Among the few works of fiction which Bacon attempted, the New Atlantis is much the most considerable; which gives an additional interest to it, and makes one the more regret that it was not finished according to the original design. Had it proceeded to the end in a manner worthy of the beginning, it would have stood, as a work of art, among the most perfect compositions of its kind.
The notes to this piece, which are not marked with Mr. Ellis's initials, are mine.
A WORK UNFINISHED.
THE RIGHT HONOURABLE
FRANCIS LORD VERULAM, VISCOUNT ST. ALBAN.
TO THE READER.
THIS fable my Lord devised, to the end that he might exhibit therein a model or description of a college instituted for the interpreting of nature and the producing of great and marvellous works for the benefit of men, under the name of Salomon's House, or the College of the Six Days' Works. And even so far his Lordship hath proceeded, as to finish that part. Certainly the model is more vast and high than can possibly be imitated in all things; notwithstanding most things therein are within men's power to effect. His Lordship thought also in this present fable to have composed a frame of Laws, or of the best state or mould of a commonwealth; but foreseeing it would be a long work, his desire of collecting the Natural History diverted him, which he preferred many degrees before it.

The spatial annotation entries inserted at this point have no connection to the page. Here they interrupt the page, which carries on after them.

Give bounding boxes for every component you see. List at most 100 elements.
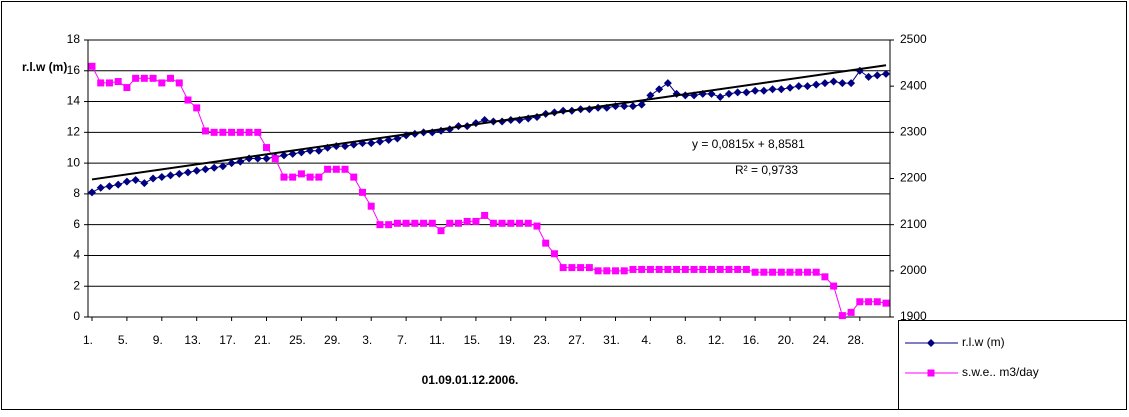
x-tick-label: 25. <box>289 333 306 347</box>
data-point <box>830 282 838 290</box>
data-point <box>664 265 672 273</box>
trend-equation: y = 0,0815x + 8,8581 <box>692 137 805 151</box>
legend-marker <box>927 369 935 377</box>
data-point <box>132 74 140 82</box>
trendline <box>91 64 887 181</box>
data-point <box>97 79 105 87</box>
data-point <box>254 128 262 136</box>
data-point <box>279 151 288 160</box>
data-point <box>167 74 175 82</box>
data-point <box>375 137 384 146</box>
data-point <box>577 264 585 272</box>
data-point <box>411 219 419 227</box>
data-point <box>175 79 183 87</box>
data-point <box>628 102 637 111</box>
data-point <box>358 188 366 196</box>
data-point <box>271 155 279 163</box>
data-point <box>559 264 567 272</box>
y-tick-label: 14 <box>67 94 81 108</box>
data-point <box>524 219 532 227</box>
data-point <box>786 268 794 276</box>
x-tick-label: 15. <box>464 333 481 347</box>
x-tick-label: 21. <box>254 333 271 347</box>
x-tick-label: 27. <box>568 333 585 347</box>
data-point <box>201 165 210 174</box>
data-point <box>673 265 681 273</box>
data-point <box>88 188 96 197</box>
data-point <box>324 165 332 173</box>
data-point <box>603 267 611 275</box>
data-point <box>158 79 166 87</box>
y2-tick-label: 2200 <box>900 171 927 185</box>
x-tick-label: 28. <box>847 333 864 347</box>
data-point <box>777 85 786 94</box>
data-point <box>768 85 777 94</box>
data-point <box>716 265 724 273</box>
data-point <box>114 78 122 86</box>
y2-tick-label: 1900 <box>900 309 927 323</box>
data-point <box>228 128 236 136</box>
y2-tick-label: 2100 <box>900 217 927 231</box>
data-point <box>437 227 445 235</box>
data-point <box>454 219 462 227</box>
y-tick-label: 2 <box>73 278 80 292</box>
data-point <box>385 221 393 229</box>
data-point <box>218 162 227 171</box>
data-point <box>263 144 271 152</box>
data-point <box>341 165 349 173</box>
data-point <box>192 166 201 175</box>
data-point <box>245 128 253 136</box>
data-point <box>481 211 489 219</box>
data-point <box>838 79 847 88</box>
data-point <box>315 173 323 181</box>
data-point <box>105 79 113 87</box>
data-point <box>716 92 725 101</box>
data-point <box>420 219 428 227</box>
x-tick-label: 20. <box>778 333 795 347</box>
data-point <box>184 96 192 104</box>
data-point <box>314 146 323 155</box>
y2-tick-label: 2400 <box>900 78 927 92</box>
data-point <box>637 100 646 109</box>
data-point <box>533 222 541 230</box>
data-point <box>262 154 271 163</box>
data-point <box>193 104 201 112</box>
data-point <box>585 264 593 272</box>
data-point <box>350 173 358 181</box>
x-tick-label: 3. <box>362 333 372 347</box>
data-point <box>882 69 890 78</box>
data-point <box>820 79 829 88</box>
data-point <box>777 268 785 276</box>
data-point <box>882 299 890 307</box>
data-point <box>847 308 855 316</box>
data-point <box>663 79 672 88</box>
data-point <box>376 221 384 229</box>
x-tick-label: 7. <box>397 333 407 347</box>
data-point <box>742 88 751 97</box>
data-point <box>873 298 881 306</box>
data-point <box>140 179 149 188</box>
x-tick-label: 11. <box>429 333 445 347</box>
data-point <box>786 83 795 92</box>
data-point <box>681 265 689 273</box>
data-point <box>769 268 777 276</box>
data-point <box>367 139 376 148</box>
data-point <box>446 219 454 227</box>
y2-tick-label: 2000 <box>900 263 927 277</box>
data-point <box>289 173 297 181</box>
data-point <box>123 84 131 92</box>
data-point <box>794 82 803 91</box>
data-point <box>594 267 602 275</box>
data-point <box>507 219 515 227</box>
data-point <box>795 268 803 276</box>
data-point <box>149 74 157 82</box>
data-point <box>428 219 436 227</box>
data-point <box>707 89 716 98</box>
data-point <box>734 265 742 273</box>
x-tick-label: 19. <box>498 333 515 347</box>
data-point <box>122 177 131 186</box>
data-point <box>646 91 655 100</box>
data-point <box>760 268 768 276</box>
data-point <box>210 163 219 172</box>
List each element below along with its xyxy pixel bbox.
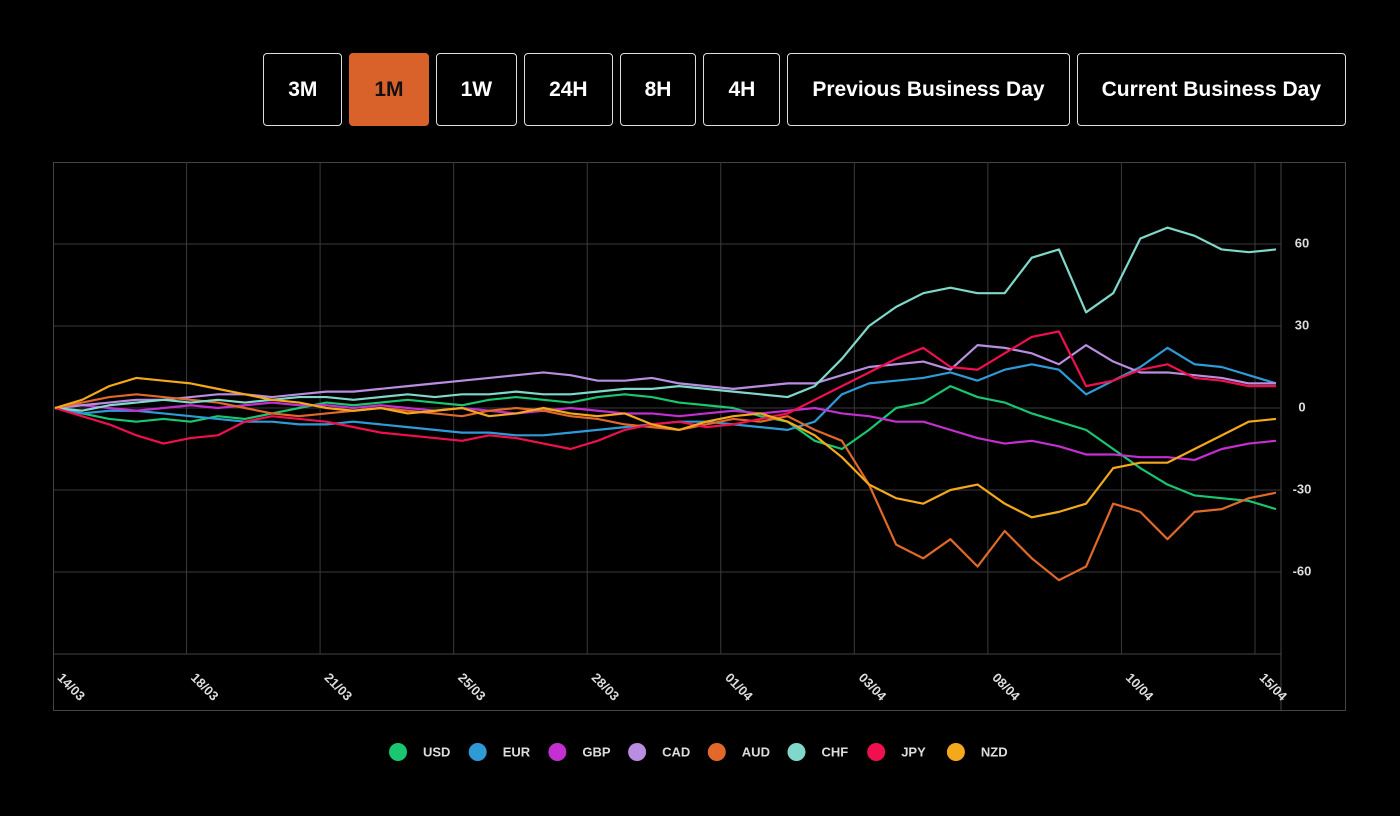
range-button[interactable]: 8H xyxy=(619,53,697,126)
legend-label: USD xyxy=(423,744,450,759)
range-button[interactable]: 1W xyxy=(435,53,518,126)
x-tick-label: 15/04 xyxy=(1256,670,1290,704)
range-buttons: 3M 1M 1W 24H 8H 4H Previous Business Day Curren… xyxy=(263,53,1346,126)
range-button[interactable]: 24H xyxy=(524,53,613,126)
x-tick-label: 03/04 xyxy=(856,670,890,704)
legend-swatch xyxy=(867,743,886,761)
legend-swatch xyxy=(628,743,647,761)
series-line xyxy=(54,376,1277,519)
legend-label: AUD xyxy=(742,744,770,759)
legend-label: JPY xyxy=(901,744,926,759)
legend-label: EUR xyxy=(503,744,531,759)
y-tick-label: 0 xyxy=(1298,399,1305,414)
x-tick-label: 10/04 xyxy=(1123,670,1157,704)
x-tick-label: 08/04 xyxy=(989,670,1023,704)
legend-swatch xyxy=(468,743,487,761)
legend-label: GBP xyxy=(582,744,611,759)
range-button[interactable]: Current Business Day xyxy=(1076,53,1346,126)
legend-label: CHF xyxy=(822,744,849,759)
series-line xyxy=(54,401,1277,462)
range-button[interactable]: 4H xyxy=(703,53,781,126)
y-tick-label: -30 xyxy=(1293,481,1312,496)
legend-label: CAD xyxy=(662,744,690,759)
series-line xyxy=(54,393,1277,582)
series-line xyxy=(54,385,1277,511)
y-tick-label: -60 xyxy=(1293,563,1312,578)
x-tick-label: 25/03 xyxy=(455,670,489,704)
x-tick-label: 18/03 xyxy=(188,670,222,704)
range-button[interactable]: 1M xyxy=(349,53,429,126)
x-tick-label: 21/03 xyxy=(322,670,356,704)
range-button[interactable]: Previous Business Day xyxy=(787,53,1070,126)
legend-label: NZD xyxy=(981,744,1008,759)
x-tick-label: 28/03 xyxy=(589,670,623,704)
chart-frame xyxy=(53,162,1346,711)
legend-swatch xyxy=(707,743,726,761)
legend-swatch xyxy=(389,743,407,761)
y-tick-label: 30 xyxy=(1295,317,1309,332)
series-line xyxy=(54,330,1276,451)
x-tick-label: 14/03 xyxy=(54,670,88,704)
series-line xyxy=(54,344,1276,410)
series-line xyxy=(54,226,1277,412)
legend-swatch xyxy=(946,743,965,761)
x-tick-label: 01/04 xyxy=(722,670,756,704)
range-button[interactable]: 3M xyxy=(263,53,343,126)
y-tick-label: 60 xyxy=(1295,235,1309,250)
legend-swatch xyxy=(548,743,567,761)
legend-swatch xyxy=(787,743,806,761)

This work of the New Atlantis (as much as concerneth the English edition) his Lordship designed for this place2; in regard it hath so near affinity (in one part of it) with the preceding Natural History.
In the Latin translation Rawley adds, aliarumque Instaurationis partium contexendarum; alluding probably to the De Augmentis, the only portion of the Instauration, not belonging to the Natural History, which he seems to have been employed upon afterwards.
2 It was published at the end of the volume containing the Sylva Sylvarum. The titlepage bears no date.